Which is why we won't be seeing in this budget an expansion of the public sector to support the community, a massive and much-needed investment in social housing, a permanent increase to JobSeeker and other pensions and benefits, or a resetting of the way we work so that insecurity becomes the rare exception rather than the rule.
We won't be seeing a budget that delivers for women, who are bearing the brunt of the recession.
We won't be seeing an investment in the caring economy.
We won't be seeing investment in First Nations communities, or any communities for that matter, with the exception of communities set to benefit from systemically rorted grants schemes.
We won't be seeing a new vision for manufacturing.
We won't be seeing an expanded and reinvigorated TAFE or even a down payment on equitable funding for public education.
We won't be seeing a respectful package for higher education or a commitment to universal early childhood education.
And we won't be seeing a dismantling of the nefarious architecture of profiteering out of aged care (at the expense of care itself).

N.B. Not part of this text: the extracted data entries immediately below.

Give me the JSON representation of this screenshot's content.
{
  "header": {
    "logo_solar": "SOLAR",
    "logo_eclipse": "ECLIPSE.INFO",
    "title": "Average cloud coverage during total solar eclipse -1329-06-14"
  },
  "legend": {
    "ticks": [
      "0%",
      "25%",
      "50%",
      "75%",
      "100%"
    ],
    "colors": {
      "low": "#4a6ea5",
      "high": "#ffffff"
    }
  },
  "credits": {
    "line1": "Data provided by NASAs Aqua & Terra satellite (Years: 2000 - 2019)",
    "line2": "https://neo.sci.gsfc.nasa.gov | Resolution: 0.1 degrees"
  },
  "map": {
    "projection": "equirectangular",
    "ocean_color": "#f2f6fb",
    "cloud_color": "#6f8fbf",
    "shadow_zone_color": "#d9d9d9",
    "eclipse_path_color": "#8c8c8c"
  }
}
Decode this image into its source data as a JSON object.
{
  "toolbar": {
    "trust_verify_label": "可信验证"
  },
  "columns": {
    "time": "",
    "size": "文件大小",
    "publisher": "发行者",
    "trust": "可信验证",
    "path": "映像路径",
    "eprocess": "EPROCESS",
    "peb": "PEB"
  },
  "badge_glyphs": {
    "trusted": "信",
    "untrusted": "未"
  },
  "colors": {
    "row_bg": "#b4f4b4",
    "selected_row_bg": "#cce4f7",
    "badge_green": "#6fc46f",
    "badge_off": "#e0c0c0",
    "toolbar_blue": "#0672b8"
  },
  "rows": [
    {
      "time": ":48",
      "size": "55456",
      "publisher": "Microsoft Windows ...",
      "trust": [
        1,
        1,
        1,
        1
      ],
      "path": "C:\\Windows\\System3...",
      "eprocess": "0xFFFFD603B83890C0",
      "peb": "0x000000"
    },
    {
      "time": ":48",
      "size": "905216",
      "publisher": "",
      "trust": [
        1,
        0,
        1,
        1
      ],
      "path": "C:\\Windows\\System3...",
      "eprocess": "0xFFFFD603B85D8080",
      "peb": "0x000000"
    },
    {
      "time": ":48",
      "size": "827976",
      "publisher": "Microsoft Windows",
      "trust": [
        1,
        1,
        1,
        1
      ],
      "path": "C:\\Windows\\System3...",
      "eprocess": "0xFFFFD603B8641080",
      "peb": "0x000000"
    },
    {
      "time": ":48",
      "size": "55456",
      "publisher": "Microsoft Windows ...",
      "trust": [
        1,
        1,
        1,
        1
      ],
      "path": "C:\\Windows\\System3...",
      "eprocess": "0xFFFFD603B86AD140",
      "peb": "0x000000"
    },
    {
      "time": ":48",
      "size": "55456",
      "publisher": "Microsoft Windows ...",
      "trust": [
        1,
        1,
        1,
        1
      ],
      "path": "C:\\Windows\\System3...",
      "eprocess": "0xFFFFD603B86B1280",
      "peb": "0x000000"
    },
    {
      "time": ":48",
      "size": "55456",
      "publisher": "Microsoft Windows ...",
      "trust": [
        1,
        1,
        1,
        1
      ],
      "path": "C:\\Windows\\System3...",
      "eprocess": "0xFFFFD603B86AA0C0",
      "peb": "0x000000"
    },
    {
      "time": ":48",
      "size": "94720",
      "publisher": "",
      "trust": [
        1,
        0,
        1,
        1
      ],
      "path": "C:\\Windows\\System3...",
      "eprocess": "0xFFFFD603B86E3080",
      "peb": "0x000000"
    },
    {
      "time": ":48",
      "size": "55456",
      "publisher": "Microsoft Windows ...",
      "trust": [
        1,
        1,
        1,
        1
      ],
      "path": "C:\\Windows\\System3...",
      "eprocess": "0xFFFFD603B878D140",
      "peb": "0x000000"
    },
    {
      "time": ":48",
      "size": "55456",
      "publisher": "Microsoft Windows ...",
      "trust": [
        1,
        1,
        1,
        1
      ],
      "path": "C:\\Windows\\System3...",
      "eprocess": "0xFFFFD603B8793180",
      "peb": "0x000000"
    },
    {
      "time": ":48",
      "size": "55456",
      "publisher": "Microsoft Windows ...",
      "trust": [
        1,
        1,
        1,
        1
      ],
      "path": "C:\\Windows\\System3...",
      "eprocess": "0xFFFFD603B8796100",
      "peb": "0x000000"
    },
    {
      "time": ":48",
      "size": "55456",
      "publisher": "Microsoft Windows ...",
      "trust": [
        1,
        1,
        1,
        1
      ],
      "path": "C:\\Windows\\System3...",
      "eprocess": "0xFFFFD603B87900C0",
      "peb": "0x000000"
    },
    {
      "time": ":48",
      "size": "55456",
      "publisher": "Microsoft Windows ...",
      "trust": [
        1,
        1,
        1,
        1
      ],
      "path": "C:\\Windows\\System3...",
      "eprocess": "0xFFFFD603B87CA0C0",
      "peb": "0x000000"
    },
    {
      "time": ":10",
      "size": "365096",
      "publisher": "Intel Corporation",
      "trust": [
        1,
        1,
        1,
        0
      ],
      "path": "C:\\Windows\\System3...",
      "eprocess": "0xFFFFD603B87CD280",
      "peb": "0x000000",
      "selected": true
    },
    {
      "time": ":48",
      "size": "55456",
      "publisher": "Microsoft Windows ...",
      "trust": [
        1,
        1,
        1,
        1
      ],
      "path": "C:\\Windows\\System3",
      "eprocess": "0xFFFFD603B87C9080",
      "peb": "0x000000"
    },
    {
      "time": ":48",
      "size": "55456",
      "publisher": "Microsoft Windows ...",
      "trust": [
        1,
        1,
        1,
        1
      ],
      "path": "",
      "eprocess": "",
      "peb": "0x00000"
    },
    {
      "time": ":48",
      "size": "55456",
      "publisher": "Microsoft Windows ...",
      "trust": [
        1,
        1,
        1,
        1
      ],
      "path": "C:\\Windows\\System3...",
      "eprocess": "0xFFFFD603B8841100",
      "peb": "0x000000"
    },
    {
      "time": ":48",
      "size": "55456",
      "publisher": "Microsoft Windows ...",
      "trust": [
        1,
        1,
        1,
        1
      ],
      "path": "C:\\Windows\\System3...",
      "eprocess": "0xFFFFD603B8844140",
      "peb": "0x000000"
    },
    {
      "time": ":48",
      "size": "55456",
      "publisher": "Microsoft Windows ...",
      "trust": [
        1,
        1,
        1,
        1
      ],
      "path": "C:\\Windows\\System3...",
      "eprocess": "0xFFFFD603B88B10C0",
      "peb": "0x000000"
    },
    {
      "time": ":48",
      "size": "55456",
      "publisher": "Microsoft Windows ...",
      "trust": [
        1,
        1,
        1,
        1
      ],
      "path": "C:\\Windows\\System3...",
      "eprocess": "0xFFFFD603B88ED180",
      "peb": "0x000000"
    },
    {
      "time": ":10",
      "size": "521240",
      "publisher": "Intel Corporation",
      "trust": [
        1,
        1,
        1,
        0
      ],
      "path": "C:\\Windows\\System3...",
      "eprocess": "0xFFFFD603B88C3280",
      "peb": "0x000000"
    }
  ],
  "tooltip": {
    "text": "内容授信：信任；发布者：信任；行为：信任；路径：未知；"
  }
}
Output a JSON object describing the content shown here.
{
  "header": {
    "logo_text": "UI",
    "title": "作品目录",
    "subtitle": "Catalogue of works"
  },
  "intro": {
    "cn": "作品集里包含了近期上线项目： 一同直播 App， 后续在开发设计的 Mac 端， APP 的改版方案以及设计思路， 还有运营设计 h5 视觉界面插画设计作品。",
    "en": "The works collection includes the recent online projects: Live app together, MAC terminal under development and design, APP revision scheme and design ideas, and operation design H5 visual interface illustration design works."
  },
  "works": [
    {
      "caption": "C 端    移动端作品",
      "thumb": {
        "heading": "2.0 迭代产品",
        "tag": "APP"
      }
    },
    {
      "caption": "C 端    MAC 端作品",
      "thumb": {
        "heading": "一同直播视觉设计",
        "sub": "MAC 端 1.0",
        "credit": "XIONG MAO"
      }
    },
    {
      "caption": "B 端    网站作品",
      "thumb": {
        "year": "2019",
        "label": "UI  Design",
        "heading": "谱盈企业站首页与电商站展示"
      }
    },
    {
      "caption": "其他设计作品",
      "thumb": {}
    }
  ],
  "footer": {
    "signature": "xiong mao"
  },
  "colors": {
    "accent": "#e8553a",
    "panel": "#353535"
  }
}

And, noting that the "all in this together" theme music has faded, we will probably be getting a bit more "enemies of the people" propaganda, especially targeting and tarnishing young, unemployed and low-paid workers (many of whom have recently been lauded as heroes), along with an oblique dig against the public sector (again, deeply respected by the community for its role as a cornerstone of support and stability in a period of national crisis).
The 2020 budget will be a means for the government to reward its friends and punish its enemies. It will also be an attempted means of getting re-elected. But it will also be a means of shaping a nation's future, not to make it more equitable and therefore stronger, but to boost and buttress existing inequality, weakening society and economy alike.
I hope I am proved wrong on all of this. But I doubt it. Not when the actions of a government suggest that it prefers to be the friend of inequality rather than being a friend of the people.
- Dr John Falzon is senior fellow of inequality and social justice at think tank Per Capita. He was national chief executive of the St Vincent de Paul Society from 2006 to 2018 and is a member of the Australian Services Union.